In an Agile environment, you don’t have to be nice. But you should always be kind.
Leaders should be: [Fill in the blank.]
Depending on whether you’re a traditionalist, boomer, Gen X, millennial, or Gen Z, you probably have very different perspectives on what leadership looks like and how leaders should act. In recent years, leading with kindness is starting to take a front seat.
“By now, many leaders have realized that when it comes to business, nice guys often finish first. Old-fashioned images of corporate callousness and greed have been replaced by a gentler, more human conception of great leadership,” according to William F. Baker and Michael O’Malley, authors of Leading with Kindness: How Good People Consistently Get Superior Results.
One perspective we can all agree on when it comes to defining leadership: “A leader is someone others choose to follow.” If nobody is following you, you are not a leader. The characteristics of effective leaders are the same traits we seek when choosing who to follow.
Put people first
While kindness isn’t explicitly mentioned in Agile values, it is implicit in the first which states: We value individuals and interactions over processes and tools. Essentially it says, we put people first. We adapt our practices and our processes to meet the needs of our people, not the other way round.
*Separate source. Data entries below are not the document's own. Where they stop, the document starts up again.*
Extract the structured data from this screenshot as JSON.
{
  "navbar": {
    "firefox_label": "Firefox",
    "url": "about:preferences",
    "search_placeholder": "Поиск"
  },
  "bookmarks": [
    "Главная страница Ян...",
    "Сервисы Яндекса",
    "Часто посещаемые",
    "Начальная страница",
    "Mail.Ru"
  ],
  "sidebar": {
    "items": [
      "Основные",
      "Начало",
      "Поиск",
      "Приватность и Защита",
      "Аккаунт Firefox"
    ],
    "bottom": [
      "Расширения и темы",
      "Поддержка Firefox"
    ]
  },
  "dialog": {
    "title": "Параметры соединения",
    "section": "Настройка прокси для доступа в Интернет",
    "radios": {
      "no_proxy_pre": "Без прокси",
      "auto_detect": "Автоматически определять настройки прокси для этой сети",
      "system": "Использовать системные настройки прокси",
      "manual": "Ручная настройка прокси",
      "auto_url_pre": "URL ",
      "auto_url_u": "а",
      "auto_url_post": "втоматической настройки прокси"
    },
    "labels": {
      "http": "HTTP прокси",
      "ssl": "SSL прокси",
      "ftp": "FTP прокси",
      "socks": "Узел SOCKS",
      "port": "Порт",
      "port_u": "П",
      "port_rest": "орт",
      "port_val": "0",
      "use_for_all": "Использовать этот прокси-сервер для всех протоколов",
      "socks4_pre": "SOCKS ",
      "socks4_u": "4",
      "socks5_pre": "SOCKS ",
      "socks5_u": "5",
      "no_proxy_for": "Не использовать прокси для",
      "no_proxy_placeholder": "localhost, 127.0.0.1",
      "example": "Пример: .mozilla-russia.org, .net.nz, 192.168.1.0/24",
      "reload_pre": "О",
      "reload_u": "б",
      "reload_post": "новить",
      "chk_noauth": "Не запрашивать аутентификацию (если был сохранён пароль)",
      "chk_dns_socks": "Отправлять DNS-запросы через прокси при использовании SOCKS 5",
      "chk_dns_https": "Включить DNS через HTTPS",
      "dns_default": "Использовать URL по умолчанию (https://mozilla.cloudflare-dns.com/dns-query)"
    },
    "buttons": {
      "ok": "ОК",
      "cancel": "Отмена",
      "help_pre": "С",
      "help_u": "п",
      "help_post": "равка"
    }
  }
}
Being kind starts with empathy and caring about others. We want our employees to care about our goals, our customers, our profit margins. If we want them to care, then we as leaders must genuinely care about their wellbeing, paths, and goals. You would only choose to follow someone you believe genuinely cares about you — your wellbeing, concerns, and success.
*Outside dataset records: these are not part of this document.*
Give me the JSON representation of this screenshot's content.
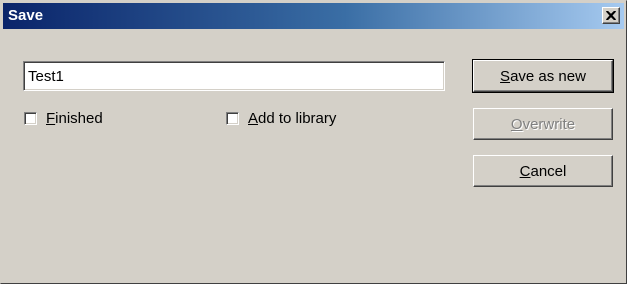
{
  "window": {
    "title": "Save",
    "close_glyph": "✕"
  },
  "name_input": {
    "value": "Test1"
  },
  "checkboxes": [
    {
      "mnemonic": "F",
      "rest": "inished",
      "checked": false
    },
    {
      "mnemonic": "A",
      "rest": "dd to library",
      "checked": false
    }
  ],
  "buttons": {
    "save_as_new": {
      "mnemonic": "S",
      "rest": "ave as new",
      "enabled": true
    },
    "overwrite": {
      "mnemonic": "O",
      "rest": "verwrite",
      "enabled": false
    },
    "cancel": {
      "mnemonic": "C",
      "rest": "ancel",
      "enabled": true
    }
  },
  "colors": {
    "titlebar_start": "#0a246a",
    "titlebar_end": "#a6caf0",
    "face": "#d4d0c8"
  }
}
Putting people first allows them to perform at their best. It allows them to care. Otherwise, what we’re saying is: “I give you money, therefore you must care.” That’s not what happens. You give me money to do a job. You don’t pay me to care. People can’t be a headcount in a spreadsheet. People are individuals — with a name and a belly button.
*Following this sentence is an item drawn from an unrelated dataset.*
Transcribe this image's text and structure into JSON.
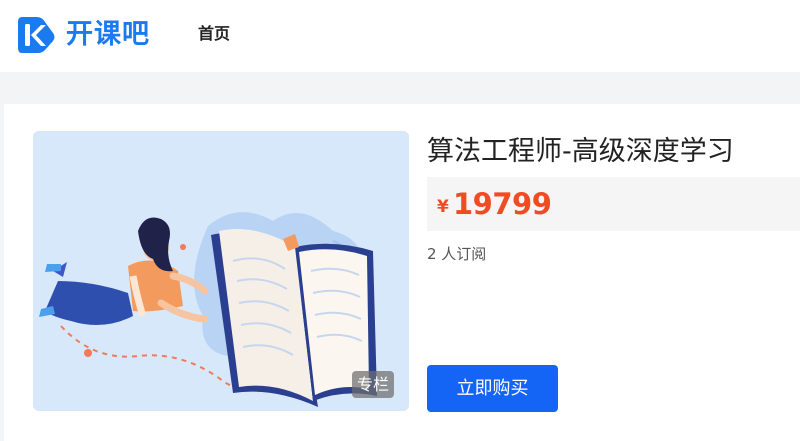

Take every interaction with a positive intent
If somebody screwed up or made a bad decision, it’s not because they intended to do it. If we assume positive intent in the actions and decisions of the people we lead then our focus becomes not about blame and consequences, but rather about growth, learning and improvement. One characteristic that all effective leaders share is the recognition that “Everything is my fault!” We are always accountable for all of it. This admission allows us to have conversations about how to grow better together — how to make better decisions and take better actions.
If someone is not succeeding, it’s our role as leaders to provide the support mechanisms and structures, or create environments where they will be more successful. Leading with kindness means that we, as leaders, need to find ways to make the environment and the person more successful. When we fail to do so, it’s on us, not on them. We want to create a culture that celebrates small failures so as to avoid the large ones.
Leading with kindness is caring. If we care, we need to assume people are acting with good intentions.
When we talk about kind leadership, we’re modeling the behaviors of the people we want around us. We want our team to be open, transparent, and honest, be courageous, and treat other—s with respect. It starts with us.
Kind leaders don’t try to be ‘nice’
Being ‘kind’ is not the same as being ‘nice’. Being ‘nice’ is not required — being respectful is. It’s about always letting people know where you stand with them. Being ‘nice’ is often disingenuous. It sometimes hides our true intentions. If someone’s trying to be nice, they may censor themselves and not be honest. Maybe it’s to avoid conflict, to be liked, or ingratiate themselves. Being nice can often mask a bunch of other motives.
If we care about the people we interact with, we will begin to prioritize their needs above our own.. Acting with kindness means acting in a way that benefits the other person even if it doesn’t directly benefit you. It’s about giving before asking and never taking.
Being kind in challenging situations means you empathize, listen, and understand. You don’t do it to be nice, likable, or it’s your job. You do it because you genuinely care.
Kind leaders are forward looking
Kind leaders ask, “How do we do it better next time?” What’s done is done. There’s nothing we can do about it. If we are as truly accountable as leaders then punishing someone for a mistake they made would be misdirected. If somebody’s not the right fit and doesn’t work well within the team, firing them is the right thing to do. But it’s not done for retribution but rather out of kindness to that person and the rest of the team. If you’re kind, you genuinely want that person to do well, even if it’s not at your company. And you’ll probably do what you can to give them a soft landing and help them find a better opportunity.
Being right doesn’t matter
People are overly consumed with being right or proving themselves right. Success matters. Achieving the goal matters. Saying “I told you so” is irrelevant.
It takes courage to be a kind and effective leader
Not everything works out the way we want it to. To provide openness, feedback and clear direction means we’re exposing ourselves to potentially failing. Fear of failure isn’t unreasonable. The courage to face that fear is what makes someone a good leader.
A leader is someone you choose to follow
Kindness is a characteristic people want to follow. If your team knows you care about them, their success, and what happens to them, that means they can trust you. If they can trust you, they can collaborate with you. They won’t be afraid to fail because they know you won’t throw them under the bus. You’ll protect and shield them. If all this is true, they are more likely to follow you. These are all attributes of kindness in leadership.
In order to be kind, we have to care.